On day 2 of hospitalization the patient’s respiratory rate increased from 22 to 46 and her oxygen saturation dropped while on oxygen administered by nasal cannula. She was transferred to an intensive care unit, where her respiratory status quickly deteriorated, necessitating emergency intubation. A new chest radiograph showed bilateral involvement, and she was begun on vancomycin, aztreonam, and azithromycin. Blood cultures drawn on her admission were negative, and an expectorated sputum sample taken at the same time was not processed due to poor specimen quality. A PCR test performed on a nasopharyngeal swab was positive for a viral agent, revealing the etiology of her infection (Fig. 10.1).

1 1. What is the agent causing her infection? What are the key virulence factors of this agent?

2 2. How does this virus change over time? What made this virus unique in 2009?

3 3. Why was PCR used to diagnose this infection? What do the curves in Fig. 10.1 represent?

4 4. What is the usual outcome of this infection in this patient population? What groups of people are at greater risk of a poor outcome when they are infected with this virus? How did these groups differ in 2009?
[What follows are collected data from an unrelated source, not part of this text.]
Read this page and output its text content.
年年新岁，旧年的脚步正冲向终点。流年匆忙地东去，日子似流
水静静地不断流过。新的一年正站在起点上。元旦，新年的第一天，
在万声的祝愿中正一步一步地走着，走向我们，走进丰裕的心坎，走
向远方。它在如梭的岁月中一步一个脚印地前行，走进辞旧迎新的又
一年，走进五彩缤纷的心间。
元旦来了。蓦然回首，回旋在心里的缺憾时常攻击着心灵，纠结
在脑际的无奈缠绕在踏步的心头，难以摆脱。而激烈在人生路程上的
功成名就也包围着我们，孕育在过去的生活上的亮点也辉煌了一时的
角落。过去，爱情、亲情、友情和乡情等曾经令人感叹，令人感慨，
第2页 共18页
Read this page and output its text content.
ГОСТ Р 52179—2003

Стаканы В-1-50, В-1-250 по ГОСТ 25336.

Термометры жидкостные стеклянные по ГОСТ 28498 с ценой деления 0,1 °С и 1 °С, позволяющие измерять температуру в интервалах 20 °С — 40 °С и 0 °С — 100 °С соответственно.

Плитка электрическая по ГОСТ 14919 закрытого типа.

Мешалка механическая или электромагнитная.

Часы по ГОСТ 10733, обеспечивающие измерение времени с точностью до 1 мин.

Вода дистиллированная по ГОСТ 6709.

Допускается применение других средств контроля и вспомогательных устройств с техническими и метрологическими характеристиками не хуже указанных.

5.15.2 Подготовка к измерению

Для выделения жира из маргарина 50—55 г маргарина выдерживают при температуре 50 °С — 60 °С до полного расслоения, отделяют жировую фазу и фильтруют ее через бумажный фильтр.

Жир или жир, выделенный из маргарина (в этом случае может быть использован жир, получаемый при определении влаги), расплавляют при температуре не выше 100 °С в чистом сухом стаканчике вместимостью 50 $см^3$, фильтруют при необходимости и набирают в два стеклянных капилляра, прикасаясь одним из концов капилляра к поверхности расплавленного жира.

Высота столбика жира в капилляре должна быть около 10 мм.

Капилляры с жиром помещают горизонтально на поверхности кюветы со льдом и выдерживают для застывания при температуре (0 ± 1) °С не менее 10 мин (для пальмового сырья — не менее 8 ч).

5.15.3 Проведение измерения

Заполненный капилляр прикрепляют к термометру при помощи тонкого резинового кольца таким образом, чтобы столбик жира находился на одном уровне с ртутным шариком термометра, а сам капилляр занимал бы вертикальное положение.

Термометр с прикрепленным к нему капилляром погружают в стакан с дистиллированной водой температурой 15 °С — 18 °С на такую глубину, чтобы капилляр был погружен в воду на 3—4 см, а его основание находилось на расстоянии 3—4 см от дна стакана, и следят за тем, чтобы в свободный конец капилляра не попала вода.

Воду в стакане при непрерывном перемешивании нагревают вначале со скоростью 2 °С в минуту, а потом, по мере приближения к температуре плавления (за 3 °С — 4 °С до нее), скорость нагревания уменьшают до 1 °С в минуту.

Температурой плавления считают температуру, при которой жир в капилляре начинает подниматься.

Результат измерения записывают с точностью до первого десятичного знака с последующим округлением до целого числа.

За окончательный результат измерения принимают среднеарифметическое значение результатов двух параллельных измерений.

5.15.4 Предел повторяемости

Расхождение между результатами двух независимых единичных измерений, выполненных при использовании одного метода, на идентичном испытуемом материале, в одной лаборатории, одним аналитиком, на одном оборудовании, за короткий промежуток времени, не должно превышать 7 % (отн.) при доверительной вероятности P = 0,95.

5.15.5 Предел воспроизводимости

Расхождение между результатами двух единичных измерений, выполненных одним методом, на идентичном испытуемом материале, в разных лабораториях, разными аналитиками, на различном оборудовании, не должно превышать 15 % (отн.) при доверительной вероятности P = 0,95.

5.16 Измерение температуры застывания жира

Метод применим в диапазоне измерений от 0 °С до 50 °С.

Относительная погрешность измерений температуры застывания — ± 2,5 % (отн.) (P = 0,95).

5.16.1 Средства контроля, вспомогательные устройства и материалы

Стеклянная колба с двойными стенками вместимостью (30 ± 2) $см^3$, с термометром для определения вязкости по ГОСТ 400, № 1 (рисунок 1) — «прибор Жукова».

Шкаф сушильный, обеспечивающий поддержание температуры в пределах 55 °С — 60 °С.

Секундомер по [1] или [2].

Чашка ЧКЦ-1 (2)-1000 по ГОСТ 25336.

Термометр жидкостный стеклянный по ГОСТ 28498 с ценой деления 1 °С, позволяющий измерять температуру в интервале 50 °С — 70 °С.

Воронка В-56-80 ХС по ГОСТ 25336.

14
5 5. What are the common complications associated with this infection that lead to increased morbidity and mortality? How are these complications diagnosed?

6 6. What antiviral drugs are available to treat this infection, and how do they work? Is there any concern for antiviral resistance?

7 7. Two types of licensed vaccines are available that can prevent this disease. Describe the nature of both of these vaccines and how they are used.


Figure 10.1 Amplification curves of a real-time PCR test.